24 lutego w Gimnazjum im. J. I. Kraszewskiego odbył się wieczór studniówkowy. Maturzyści polskiej szkoły uroczyście zatańczyli poloneza oraz wesoło spędzili czas. Elżbieta Tupikowska porozmawiała z maturzystką gimnazjum Dianą Savanevičiūtė o tym, jak wyglądały przygotowania do studniówki oraz jak minęła uroczystość.
Przygotowania do studniówki rozpoczęły się w październiku. Maturzyści ćwiczyli poloneza i walczyka, sami wybierali muzykę. Próby odbywały się raz w tygodniu i trwały 2-3h.
Dziewczyny chciały być w identycznych sukienkach, chociaż nie ukrywają, że nie było to prostym zadaniem, gdyż każda miała różne propozycje. Chłopcy również się dopasowali, mieli na sobie identyczne muszki.
Młodsi koledzy z klasy 11 przygotowali część artystyczną. Cała społeczność szkolna z zadowoleniem oglądała kreatywne przedstawienie.
„Impreza przebiegała bardzo wesoło, w ciepłym gronie najbliższych i najważniejszych dla nas osób: dyrekcja, nasi nauczyciele oraz rodzice. Podczas wieczoru nie zabrakło uśmiechów na twarzy, pogodnego i radosnego nastroju. Czas minął bardzo szybko. Przed tańcem nie brakło stresu, ale podczas tańca zapomnieliśmy o stresie i czerpaliśmy satysfakcję z samego tańca” – opowiada maturzystka gimnazjum im. J. I. Kraszewskiego Diana Savanevičiūtė.
Maturzyści nie ukrywają, że przygotowania do uroczystości nie były łatwe.

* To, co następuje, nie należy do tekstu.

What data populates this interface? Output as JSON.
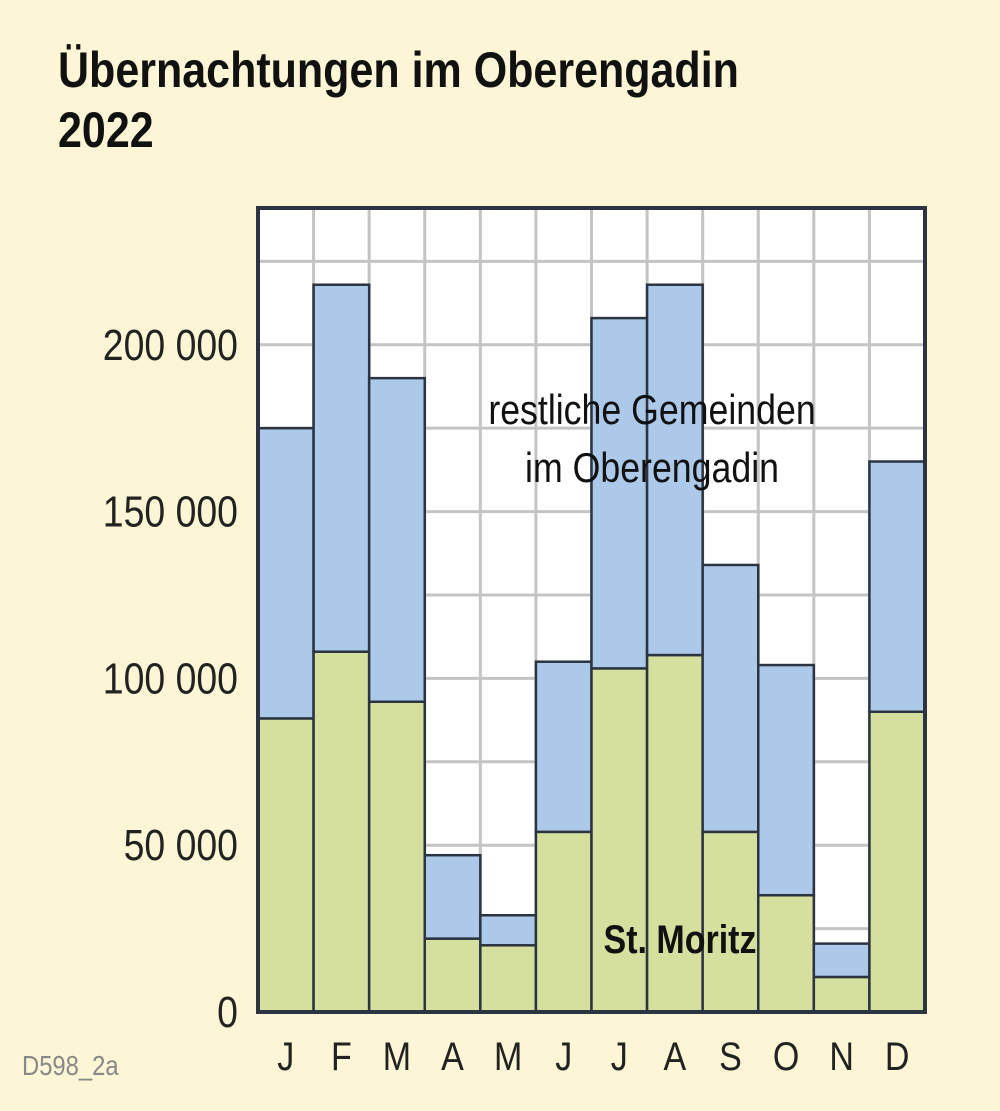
{
  "title_line1": "Übernachtungen im Oberengadin",
  "title_line2": "2022",
  "source_code": "D598_2a",
  "chart_data": {
    "type": "bar",
    "stacked": true,
    "categories": [
      "J",
      "F",
      "M",
      "A",
      "M",
      "J",
      "J",
      "A",
      "S",
      "O",
      "N",
      "D"
    ],
    "series": [
      {
        "name": "St. Moritz",
        "color": "#d5df9e",
        "values": [
          88000,
          108000,
          93000,
          22000,
          20000,
          54000,
          103000,
          107000,
          54000,
          35000,
          10500,
          90000
        ]
      },
      {
        "name": "restliche Gemeinden im Oberengadin",
        "color": "#adc9ea",
        "values": [
          87000,
          110000,
          97000,
          25000,
          9000,
          51000,
          105000,
          111000,
          80000,
          69000,
          10000,
          75000
        ]
      }
    ],
    "series_labels": {
      "green_line1": "St. Moritz",
      "blue_line1": "restliche Gemeinden",
      "blue_line2": "im Oberengadin"
    },
    "yticks": [
      0,
      50000,
      100000,
      150000,
      200000
    ],
    "ytick_labels": [
      "0",
      "50 000",
      "100 000",
      "150 000",
      "200 000"
    ],
    "ylim": [
      0,
      241000
    ],
    "grid": true,
    "grid_step": 25000,
    "xlabel": "",
    "ylabel": ""
  }
}
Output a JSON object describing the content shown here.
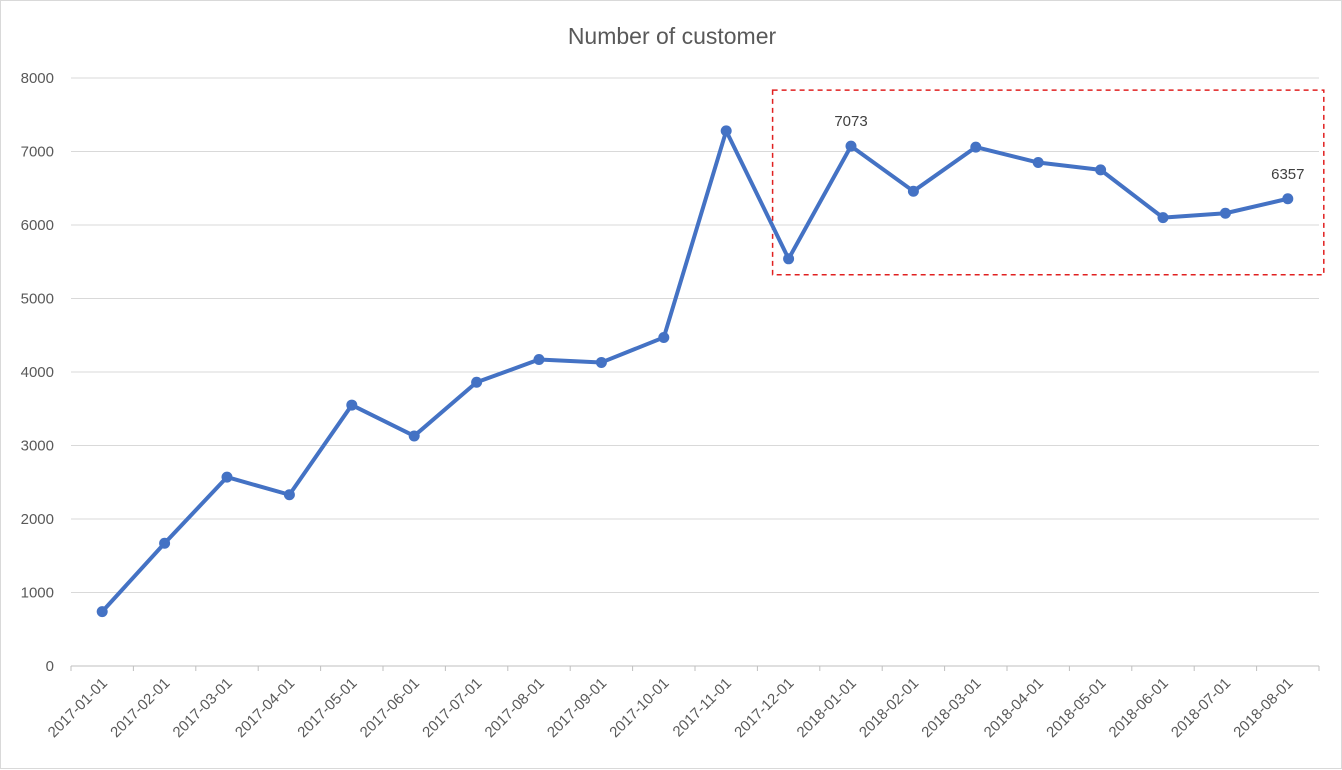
{
  "chart_data": {
    "type": "line",
    "title": "Number of customer",
    "xlabel": "",
    "ylabel": "",
    "ylim": [
      0,
      8000
    ],
    "yticks": [
      "0",
      "1000",
      "2000",
      "3000",
      "4000",
      "5000",
      "6000",
      "7000",
      "8000"
    ],
    "grid": true,
    "legend": "none",
    "categories": [
      "2017-01-01",
      "2017-02-01",
      "2017-03-01",
      "2017-04-01",
      "2017-05-01",
      "2017-06-01",
      "2017-07-01",
      "2017-08-01",
      "2017-09-01",
      "2017-10-01",
      "2017-11-01",
      "2017-12-01",
      "2018-01-01",
      "2018-02-01",
      "2018-03-01",
      "2018-04-01",
      "2018-05-01",
      "2018-06-01",
      "2018-07-01",
      "2018-08-01"
    ],
    "series": [
      {
        "color": "#4472c4",
        "values": [
          740,
          1670,
          2570,
          2330,
          3550,
          3130,
          3860,
          4170,
          4130,
          4470,
          7280,
          5540,
          7073,
          6460,
          7060,
          6850,
          6750,
          6100,
          6160,
          6357
        ]
      }
    ],
    "data_labels": [
      {
        "index": 12,
        "text": "7073"
      },
      {
        "index": 19,
        "text": "6357"
      }
    ],
    "highlight": {
      "from_category": "2017-12-01",
      "to_category": "2018-08-01",
      "style": "dashed",
      "color": "#e02020"
    }
  }
}
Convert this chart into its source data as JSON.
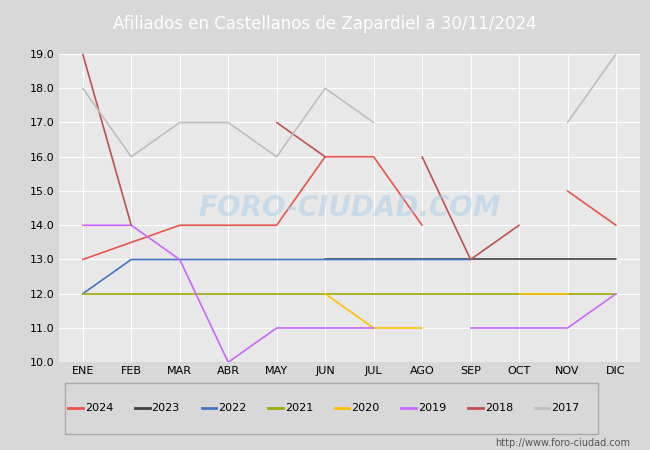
{
  "title": "Afiliados en Castellanos de Zapardiel a 30/11/2024",
  "ylim": [
    10.0,
    19.0
  ],
  "yticks": [
    10.0,
    11.0,
    12.0,
    13.0,
    14.0,
    15.0,
    16.0,
    17.0,
    18.0,
    19.0
  ],
  "months": [
    "ENE",
    "FEB",
    "MAR",
    "ABR",
    "MAY",
    "JUN",
    "JUL",
    "AGO",
    "SEP",
    "OCT",
    "NOV",
    "DIC"
  ],
  "series": {
    "2024": {
      "color": "#e8534a",
      "segments": [
        [
          [
            0,
            13
          ],
          [
            2,
            14
          ],
          [
            3,
            14
          ],
          [
            4,
            14
          ],
          [
            5,
            16
          ],
          [
            6,
            16
          ],
          [
            7,
            14
          ]
        ],
        [
          [
            10,
            15
          ],
          [
            11,
            14
          ]
        ]
      ]
    },
    "2023": {
      "color": "#404040",
      "segments": [
        [
          [
            5,
            13
          ],
          [
            6,
            13
          ],
          [
            7,
            13
          ],
          [
            8,
            13
          ],
          [
            9,
            13
          ],
          [
            10,
            13
          ],
          [
            11,
            13
          ]
        ]
      ]
    },
    "2022": {
      "color": "#4472c4",
      "segments": [
        [
          [
            0,
            12
          ],
          [
            1,
            13
          ],
          [
            2,
            13
          ],
          [
            3,
            13
          ],
          [
            4,
            13
          ],
          [
            5,
            13
          ],
          [
            6,
            13
          ],
          [
            7,
            13
          ],
          [
            8,
            13
          ]
        ]
      ]
    },
    "2021": {
      "color": "#9aaa00",
      "segments": [
        [
          [
            0,
            12
          ],
          [
            1,
            12
          ],
          [
            2,
            12
          ],
          [
            3,
            12
          ],
          [
            4,
            12
          ],
          [
            5,
            12
          ],
          [
            6,
            12
          ],
          [
            7,
            12
          ],
          [
            8,
            12
          ],
          [
            9,
            12
          ],
          [
            10,
            12
          ],
          [
            11,
            12
          ]
        ]
      ]
    },
    "2020": {
      "color": "#ffc000",
      "segments": [
        [
          [
            5,
            12
          ],
          [
            6,
            11
          ],
          [
            7,
            11
          ]
        ],
        [
          [
            9,
            12
          ],
          [
            10,
            12
          ]
        ]
      ]
    },
    "2019": {
      "color": "#cc66ff",
      "segments": [
        [
          [
            0,
            14
          ],
          [
            1,
            14
          ],
          [
            2,
            13
          ],
          [
            3,
            10
          ],
          [
            4,
            11
          ],
          [
            5,
            11
          ],
          [
            6,
            11
          ]
        ],
        [
          [
            8,
            11
          ],
          [
            9,
            11
          ],
          [
            10,
            11
          ],
          [
            11,
            12
          ]
        ]
      ]
    },
    "2018": {
      "color": "#c0504d",
      "segments": [
        [
          [
            0,
            19
          ],
          [
            1,
            14
          ]
        ],
        [
          [
            4,
            17
          ],
          [
            5,
            16
          ]
        ],
        [
          [
            7,
            16
          ],
          [
            8,
            13
          ],
          [
            9,
            14
          ]
        ]
      ]
    },
    "2017": {
      "color": "#bfbfbf",
      "segments": [
        [
          [
            0,
            18
          ],
          [
            1,
            16
          ],
          [
            2,
            17
          ],
          [
            3,
            17
          ],
          [
            4,
            16
          ],
          [
            5,
            18
          ],
          [
            6,
            17
          ]
        ],
        [
          [
            10,
            17
          ],
          [
            11,
            19
          ]
        ]
      ]
    }
  },
  "legend_order": [
    "2024",
    "2023",
    "2022",
    "2021",
    "2020",
    "2019",
    "2018",
    "2017"
  ],
  "watermark": "FORO-CIUDAD.COM",
  "website": "http://www.foro-ciudad.com",
  "title_bg": "#5b9bd5",
  "plot_bg": "#e8e8e8",
  "fig_bg": "#d8d8d8"
}
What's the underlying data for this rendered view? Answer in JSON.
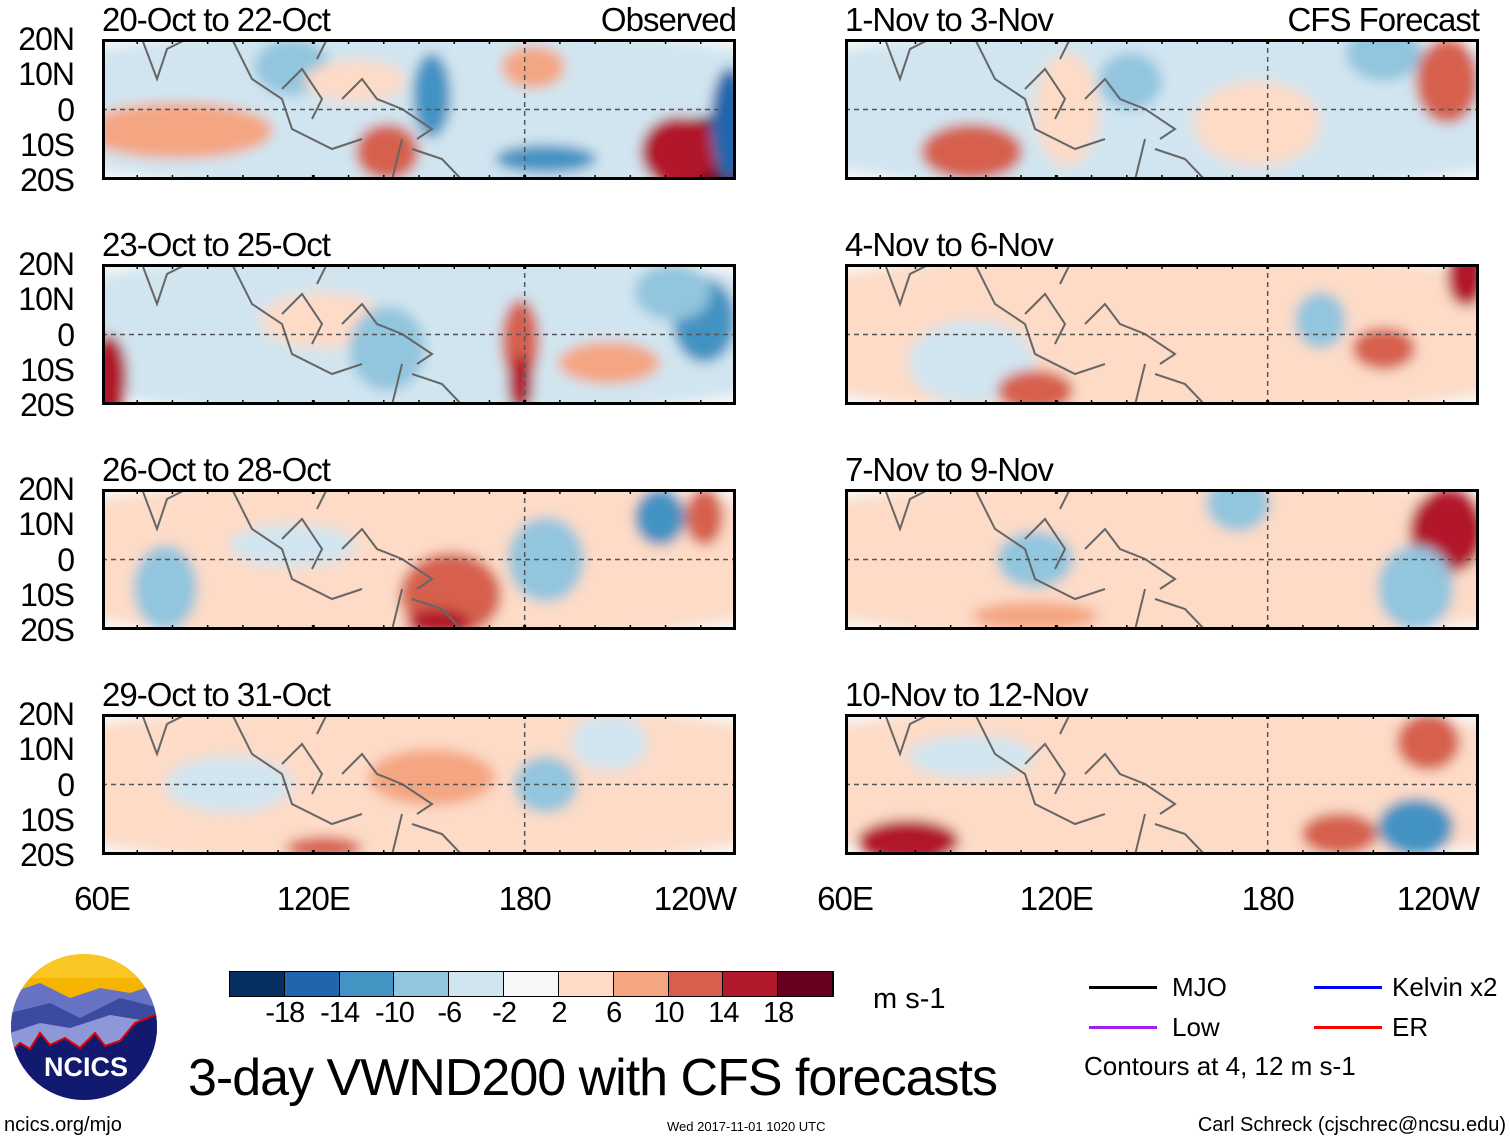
{
  "panels": {
    "left": [
      {
        "title": "20-Oct to 22-Oct",
        "tag": "Observed"
      },
      {
        "title": "23-Oct to 25-Oct"
      },
      {
        "title": "26-Oct to 28-Oct"
      },
      {
        "title": "29-Oct to 31-Oct"
      }
    ],
    "right": [
      {
        "title": "1-Nov to 3-Nov",
        "tag": "CFS Forecast"
      },
      {
        "title": "4-Nov to 6-Nov"
      },
      {
        "title": "7-Nov to 9-Nov"
      },
      {
        "title": "10-Nov to 12-Nov"
      }
    ]
  },
  "lat_labels": [
    "20N",
    "10N",
    "0",
    "10S",
    "20S"
  ],
  "lon_labels": [
    "60E",
    "120E",
    "180",
    "120W"
  ],
  "colorbar": {
    "colors": [
      "#053061",
      "#2166ac",
      "#4393c3",
      "#92c5de",
      "#d1e5f0",
      "#f7f7f7",
      "#fddbc7",
      "#f4a582",
      "#d6604d",
      "#b2182b",
      "#67001f"
    ],
    "labels": [
      "-18",
      "-14",
      "-10",
      "-6",
      "-2",
      "2",
      "6",
      "10",
      "14",
      "18"
    ],
    "units": "m s-1"
  },
  "legend": {
    "items": [
      {
        "label": "MJO",
        "color": "#000000"
      },
      {
        "label": "Kelvin x2",
        "color": "#0000ff"
      },
      {
        "label": "Low",
        "color": "#a020f0"
      },
      {
        "label": "ER",
        "color": "#ff0000"
      }
    ],
    "note": "Contours at 4, 12 m s-1"
  },
  "logo": {
    "text": "NCICS"
  },
  "title": "3-day VWND200 with CFS forecasts",
  "footer": {
    "url": "ncics.org/mjo",
    "timestamp": "Wed 2017-11-01 1020 UTC",
    "credit": "Carl Schreck (cjschrec@ncsu.edu)"
  }
}
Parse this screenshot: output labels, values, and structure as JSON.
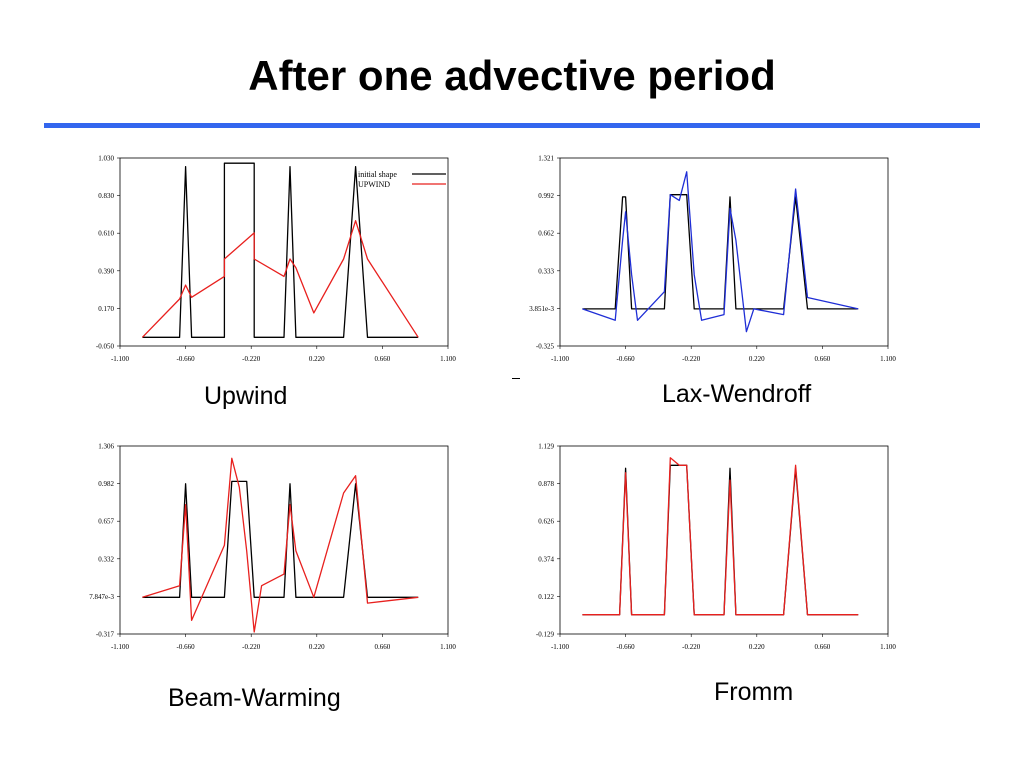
{
  "slide": {
    "title": "After one advective period"
  },
  "captions": [
    "Upwind",
    "Lax-Wendroff",
    "Beam-Warming",
    "Fromm"
  ],
  "colors": {
    "accent_rule": "#3366ee",
    "initial": "#000000",
    "upwind": "#e8201e",
    "lax_wendroff": "#1f2ed6",
    "beam_warming": "#e8201e",
    "fromm": "#e8201e"
  },
  "chart_data": [
    {
      "type": "line",
      "title": "Upwind",
      "xlim": [
        -1.1,
        1.1
      ],
      "ylim": [
        -0.05,
        1.03
      ],
      "xticks": [
        "-1.100",
        "-0.660",
        "-0.220",
        "0.220",
        "0.660",
        "1.100"
      ],
      "yticks": [
        "1.030",
        "0.830",
        "0.610",
        "0.390",
        "0.170",
        "-0.050"
      ],
      "legend": {
        "position": "top-right",
        "entries": [
          "initial shape",
          "UPWIND"
        ]
      },
      "x": [
        -0.95,
        -0.7,
        -0.66,
        -0.62,
        -0.4,
        -0.4,
        -0.2,
        -0.2,
        0,
        0.04,
        0.08,
        0.2,
        0.2,
        0.4,
        0.48,
        0.56,
        0.9
      ],
      "series": [
        {
          "name": "initial shape",
          "values": [
            0,
            0,
            0.98,
            0,
            0,
            1,
            1,
            0,
            0,
            0.98,
            0,
            0,
            0,
            0,
            0.98,
            0,
            0
          ]
        },
        {
          "name": "UPWIND",
          "values": [
            0,
            0.22,
            0.3,
            0.23,
            0.35,
            0.45,
            0.6,
            0.45,
            0.35,
            0.45,
            0.4,
            0.14,
            0.14,
            0.45,
            0.67,
            0.45,
            0
          ]
        }
      ]
    },
    {
      "type": "line",
      "title": "Lax-Wendroff",
      "xlim": [
        -1.1,
        1.1
      ],
      "ylim": [
        -0.325,
        1.321
      ],
      "xticks": [
        "-1.100",
        "-0.660",
        "-0.220",
        "0.220",
        "0.660",
        "1.100"
      ],
      "yticks": [
        "1.321",
        "0.992",
        "0.662",
        "0.333",
        "3.851e-3",
        "-0.325"
      ],
      "x": [
        -0.95,
        -0.73,
        -0.68,
        -0.66,
        -0.62,
        -0.58,
        -0.4,
        -0.36,
        -0.3,
        -0.25,
        -0.2,
        -0.15,
        0,
        0.04,
        0.08,
        0.15,
        0.2,
        0.4,
        0.48,
        0.56,
        0.9
      ],
      "series": [
        {
          "name": "initial shape",
          "values": [
            0,
            0,
            0.98,
            0.98,
            0,
            0,
            0,
            1,
            1,
            1,
            0,
            0,
            0,
            0.98,
            0,
            0,
            0,
            0,
            0.98,
            0,
            0
          ]
        },
        {
          "name": "Lax-Wendroff",
          "values": [
            0,
            -0.1,
            0.6,
            0.85,
            0.3,
            -0.1,
            0.15,
            1.0,
            0.95,
            1.2,
            0.3,
            -0.1,
            -0.05,
            0.88,
            0.6,
            -0.2,
            0.0,
            -0.05,
            1.05,
            0.1,
            0
          ]
        }
      ]
    },
    {
      "type": "line",
      "title": "Beam-Warming",
      "xlim": [
        -1.1,
        1.1
      ],
      "ylim": [
        -0.317,
        1.306
      ],
      "xticks": [
        "-1.100",
        "-0.660",
        "-0.220",
        "0.220",
        "0.660",
        "1.100"
      ],
      "yticks": [
        "1.306",
        "0.982",
        "0.657",
        "0.332",
        "7.847e-3",
        "-0.317"
      ],
      "x": [
        -0.95,
        -0.7,
        -0.66,
        -0.62,
        -0.4,
        -0.35,
        -0.3,
        -0.25,
        -0.2,
        -0.15,
        0,
        0.04,
        0.08,
        0.2,
        0.4,
        0.48,
        0.56,
        0.9
      ],
      "series": [
        {
          "name": "initial shape",
          "values": [
            0,
            0,
            0.98,
            0,
            0,
            1,
            1,
            1,
            0,
            0,
            0,
            0.98,
            0,
            0,
            0,
            0.98,
            0,
            0
          ]
        },
        {
          "name": "Beam-Warming",
          "values": [
            0,
            0.1,
            0.8,
            -0.2,
            0.45,
            1.2,
            0.95,
            0.4,
            -0.3,
            0.1,
            0.2,
            0.8,
            0.4,
            0,
            0.9,
            1.05,
            -0.05,
            0
          ]
        }
      ]
    },
    {
      "type": "line",
      "title": "Fromm",
      "xlim": [
        -1.1,
        1.1
      ],
      "ylim": [
        -0.129,
        1.129
      ],
      "xticks": [
        "-1.100",
        "-0.660",
        "-0.220",
        "0.220",
        "0.660",
        "1.100"
      ],
      "yticks": [
        "1.129",
        "0.878",
        "0.626",
        "0.374",
        "0.122",
        "-0.129"
      ],
      "x": [
        -0.95,
        -0.7,
        -0.66,
        -0.62,
        -0.4,
        -0.36,
        -0.3,
        -0.25,
        -0.2,
        -0.15,
        0,
        0.04,
        0.08,
        0.2,
        0.4,
        0.48,
        0.56,
        0.9
      ],
      "series": [
        {
          "name": "initial shape",
          "values": [
            0,
            0,
            0.98,
            0,
            0,
            1,
            1,
            1,
            0,
            0,
            0,
            0.98,
            0,
            0,
            0,
            0.98,
            0,
            0
          ]
        },
        {
          "name": "Fromm",
          "values": [
            0,
            0,
            0.95,
            0,
            0,
            1.05,
            1.0,
            1.0,
            0,
            0,
            0,
            0.9,
            0,
            0,
            0,
            1.0,
            0,
            0
          ]
        }
      ]
    }
  ]
}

„Już od samego początku nie byliśmy pewni czy studniówka się odbędzie. Pierwszą datę, którą mieliśmy zaplanowaną na 11 lutego, musieliśmy zmienić, ponieważ był to czas zaostrzeń związanych z sytuacją pandemiczną. Sporo kolegów i koleżanek chorowało, trudno było z próbami, nie wszyscy mogli uczestniczyć. Na początku, kiedy wzrastało napięcie w sektorze zdrowotnym myśleliśmy, że impreza odbędzie się bez rodziców. Jednak bardzo się cieszymy, że wszystko odbyło się tak, jak chcieliśmy!” – opowiada Diana Savanevičiūtė.
„Studniówka jest bardzo ważną imprezą, pierwszą na progu dorosłości. Jest to święto, które każdy maturzysta przeżywa jeden raz. Ważna dla nas była sama atmosfera przygotowania do studniówki, sam taniec, podniosły nastrój. Wszyscy podeszliśmy bardzo odpowiedzialnie do tej imprezy, która niewątpliwie się udała” – podsumowuje maturzystka.